At St. Paul’s, we are committed to ensuring that all our pupils are successful in the three core areas of the National Curriculum: fluency, reasoning and problem solving. We believe that everyone can succeed at maths. Our spiral curriculum aims to embed an enthusiasm for maths in children and empower them with the skills they need to achieve as high a standard as possible. We are dedicated to enabling children to recognise how maths relates to the wider world in order to give the subject meaning and relevance, and so that they can use their mathematical skills and knowledge in real-life situations.  

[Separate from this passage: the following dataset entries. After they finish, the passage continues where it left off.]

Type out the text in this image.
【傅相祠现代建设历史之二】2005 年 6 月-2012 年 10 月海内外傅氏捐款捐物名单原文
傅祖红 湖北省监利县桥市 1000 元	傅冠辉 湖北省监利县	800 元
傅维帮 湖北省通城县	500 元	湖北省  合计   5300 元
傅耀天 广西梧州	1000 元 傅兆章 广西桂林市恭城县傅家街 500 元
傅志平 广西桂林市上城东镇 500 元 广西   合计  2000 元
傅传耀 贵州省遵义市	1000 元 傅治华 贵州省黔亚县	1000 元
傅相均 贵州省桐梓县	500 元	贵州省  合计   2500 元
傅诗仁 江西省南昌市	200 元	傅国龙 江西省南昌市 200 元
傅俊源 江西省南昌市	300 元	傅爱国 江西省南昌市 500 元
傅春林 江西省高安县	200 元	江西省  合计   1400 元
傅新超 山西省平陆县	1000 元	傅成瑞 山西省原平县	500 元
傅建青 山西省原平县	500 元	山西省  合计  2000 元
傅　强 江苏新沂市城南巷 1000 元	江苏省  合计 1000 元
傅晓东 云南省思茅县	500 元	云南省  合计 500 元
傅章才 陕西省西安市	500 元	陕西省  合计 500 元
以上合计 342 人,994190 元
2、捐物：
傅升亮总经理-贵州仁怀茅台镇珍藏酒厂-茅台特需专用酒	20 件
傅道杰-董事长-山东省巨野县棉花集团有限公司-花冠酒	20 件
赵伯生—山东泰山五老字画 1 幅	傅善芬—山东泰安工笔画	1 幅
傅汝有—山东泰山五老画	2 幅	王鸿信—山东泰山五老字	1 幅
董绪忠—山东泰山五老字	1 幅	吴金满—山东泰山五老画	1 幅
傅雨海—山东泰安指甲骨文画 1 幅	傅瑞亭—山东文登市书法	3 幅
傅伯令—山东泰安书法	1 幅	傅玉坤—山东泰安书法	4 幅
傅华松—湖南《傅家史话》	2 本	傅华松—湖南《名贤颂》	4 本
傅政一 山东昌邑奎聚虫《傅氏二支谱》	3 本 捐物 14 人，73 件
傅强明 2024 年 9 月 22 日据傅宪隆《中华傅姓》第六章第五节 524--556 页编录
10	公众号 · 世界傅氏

 We follow the teaching sequence outlined by the White Rose Maths Hub schemes of learning. This ensures that a coherent, consistent approach is adopted in all year groups. The curriculum is broken down into small manageable steps in order to ensure that each lesson has a clear focus and helps children understand concepts by following a carefully planned sequence of lessons. This avoids the cognitive overload that can occur when too many concepts are covered at once and ensures that each lesson contributes to the long-term goal. Within each lesson, children have the opportunity to acquire, practice, apply and deepen their knowledge and skills as appropriate. Pupils who understand concepts quickly are challenged by being offered rich and sophisticated problems to deepen their understanding. Concepts are revisited over time so that children can reinforce them and embed them into their long- term memory. Teachers have the flexibility to spend longer on specific skills or concepts if they feel it is necessary.  

 When introduced to a new concept, children have the opportunity to follow the concrete – pictorial - abstract approach. Concrete objects and manipulatives help them understand what they are doing. Alongside these, children use pictorial representations that can be used to help reason and solve problems. Concrete and pictorial representations then help support children’s understanding of abstract methods.